Multiple sclerosis is a chronic disease of the central nervous system—which is comprised of the brain and spinal cord. In a healthy person, nerve cells in the brain and spinal cord rapidly send signals to each other and to the rest of the body. These signals are called nerve impulses and are critical to our functioning and way of life. They allow us to process information, feel sensations, and move freely.
But in a person with MS, these nerve signaling pathways are impaired.
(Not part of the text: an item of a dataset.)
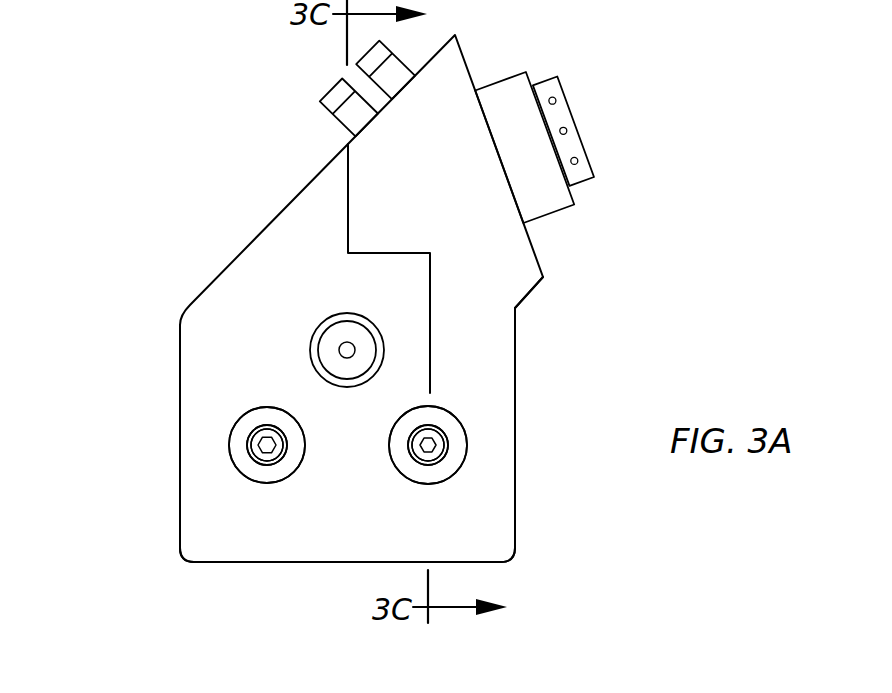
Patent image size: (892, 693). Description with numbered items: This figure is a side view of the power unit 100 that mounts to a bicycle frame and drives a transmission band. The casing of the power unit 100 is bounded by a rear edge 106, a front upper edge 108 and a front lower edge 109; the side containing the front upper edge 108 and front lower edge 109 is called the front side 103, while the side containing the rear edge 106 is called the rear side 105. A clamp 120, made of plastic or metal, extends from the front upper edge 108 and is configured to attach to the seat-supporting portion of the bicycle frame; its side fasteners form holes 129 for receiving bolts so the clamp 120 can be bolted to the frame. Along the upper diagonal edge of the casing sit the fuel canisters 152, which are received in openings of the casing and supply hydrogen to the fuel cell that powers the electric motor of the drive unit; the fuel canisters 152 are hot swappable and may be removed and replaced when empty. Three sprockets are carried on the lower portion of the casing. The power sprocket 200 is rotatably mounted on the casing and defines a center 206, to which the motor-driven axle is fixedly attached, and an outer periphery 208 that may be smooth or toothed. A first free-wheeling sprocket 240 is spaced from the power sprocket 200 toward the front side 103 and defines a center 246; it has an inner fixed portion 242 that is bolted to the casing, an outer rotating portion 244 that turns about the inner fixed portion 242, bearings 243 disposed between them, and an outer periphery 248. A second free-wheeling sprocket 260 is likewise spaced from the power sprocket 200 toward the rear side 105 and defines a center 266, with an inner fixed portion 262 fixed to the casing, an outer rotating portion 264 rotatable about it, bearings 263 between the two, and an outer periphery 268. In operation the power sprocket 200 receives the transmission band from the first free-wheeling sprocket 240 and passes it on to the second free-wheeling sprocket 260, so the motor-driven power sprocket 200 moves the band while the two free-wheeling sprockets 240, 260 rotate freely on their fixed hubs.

In other words, those nerve impulses transmitted in the brain and spinal cord—and to the rest of the body—are either slowed or not transmitted at all. This is because, in MS, a person’s immune system launches an attack against myelin—the protective coating around nerve fibers (axons) where nerve impulses travel. When myelin is damaged or destroyed by immune system cells, nerve impulses cannot travel efficiently or rapidly anymore.
Depending on the location of myelin damage in the central nervous system, a variety of symptoms can manifest. This is why the symptoms of MS are unique for each person who has it. That being said, there are symptoms of MS that are more common than others. This is because MS tends to affect certain locations within the central nervous system. For example, the brainstem (the stalk connecting the brain and spinal cord) and the cerebellum (located at the back of the brain near the brainstem) are two commonly affected areas. Damage to the brainstem and cerebellum can result in vertigo, speech problems, tremor, ataxia, and vision problems.
Another very common symptom among those with MS is fatigue. While there are a number of potential causes for fatigue, MS itself is a major culprit. As you can imagine, the constant attack on myelin and the nerve fibers—and the body’s attempt to push through and send messages—is quite an exhausting fea. This manifests as debilitating fatigue in many people with MS.